The coyotes have become habituated to humans and aren't scared of approaching us. Their numbers need to be reduced. I don't object to killing rats, and coyotes are no different - disease vectors with no predators who have learned to thrive in our habitat.

For years, I lived in the Berkshire Mountains of Western Massachusetts and coyotes were always around. They were normally quite shy and would run from humans. Of course, small pets may be taken but nothing large. Are the Griffith Park coyotes now going to be checked for rabies? It just doesn't seem "normal".

thats horrible, we humans are in their territory, killing them is unacceptable. they are part of what the park is there for, to be close to nature.

I have one encounter with one of cayote in the parking lot of merry go round. I actually watch my 7 yr. old kids go up to the parking lot, when he reached our car, he told me to open the door because there is a dog approaching him. When I look at the animal it was a cayote, I have to shout to the cayote to stop approaching my son. I did not know before that there was a cayote in the park. Since then I never return with my son in the area. I said, forget about merry go round ride with the present of the cayote in the area, it just does not sounds right. Cayote on that area was wild than the high desert area, they will attack you because they're been atttacked by the residents in the area. Whoever want to relax with the cayote should just go to the zoo down the road. Thanks for making the area safe USDA....

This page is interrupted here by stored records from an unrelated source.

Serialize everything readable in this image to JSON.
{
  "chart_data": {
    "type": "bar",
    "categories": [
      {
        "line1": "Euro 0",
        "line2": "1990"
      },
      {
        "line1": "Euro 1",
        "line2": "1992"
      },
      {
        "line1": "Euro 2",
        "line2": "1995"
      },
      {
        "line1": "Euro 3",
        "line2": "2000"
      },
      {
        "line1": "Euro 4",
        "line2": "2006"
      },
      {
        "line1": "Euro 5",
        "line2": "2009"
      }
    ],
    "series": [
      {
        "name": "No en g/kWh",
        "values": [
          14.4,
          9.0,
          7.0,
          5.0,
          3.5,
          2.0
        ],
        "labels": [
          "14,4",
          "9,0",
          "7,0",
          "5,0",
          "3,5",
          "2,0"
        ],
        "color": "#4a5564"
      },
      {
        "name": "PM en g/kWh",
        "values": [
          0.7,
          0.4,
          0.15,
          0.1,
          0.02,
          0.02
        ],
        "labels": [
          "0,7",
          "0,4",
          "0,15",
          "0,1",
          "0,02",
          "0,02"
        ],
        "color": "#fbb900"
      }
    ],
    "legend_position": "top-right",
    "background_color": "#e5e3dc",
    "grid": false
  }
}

As a frequent user of Griffith Park, I am saddened to hear of the shooting of coyotes. As silly as this may sound, I am always happy to see them, to share their land and territory, and to be a guest in their home. We must be mindful of nature and the risks that exist in using it for our recreation. This is not a proper solution to this problem...which really is not a problem...it is the natural course of events when sharing space with nature that we have made desirable for human use.

Wait.... What don't kill the coyote umm yeaaaaaaahhhh lets just wait 2 it kills little billy or susie sheesh....

Being a homeowner near wild space and having lost a beloved cat to coyotes is totally different than a non specific animal lover and park visitor. Frankly given my experience with the authorities on this it surly took an 'act of congress' to get this small action.

Please remember that in a natural environment there would be a check and balance system keeping this population in check. Griffith Park is far from what is the true wild space.

Ah, yes. Let's kill them. Typical asinine solution by an ignorant governmental agency. I have swerved off the highway to miss hitting a coyote. They have a tough, tough life. So, along comes Fish and Game executioners to save the day. Shame on them!!!

I find the killing of the Coyotes morally wrong.
I mean it's unfortunate that people get bit or dogs disappear,but it needs to be kept in mind,when people do go to Griffith Park,one needs to be vigilant in acting and if they bring their pets and children,they need to look after them.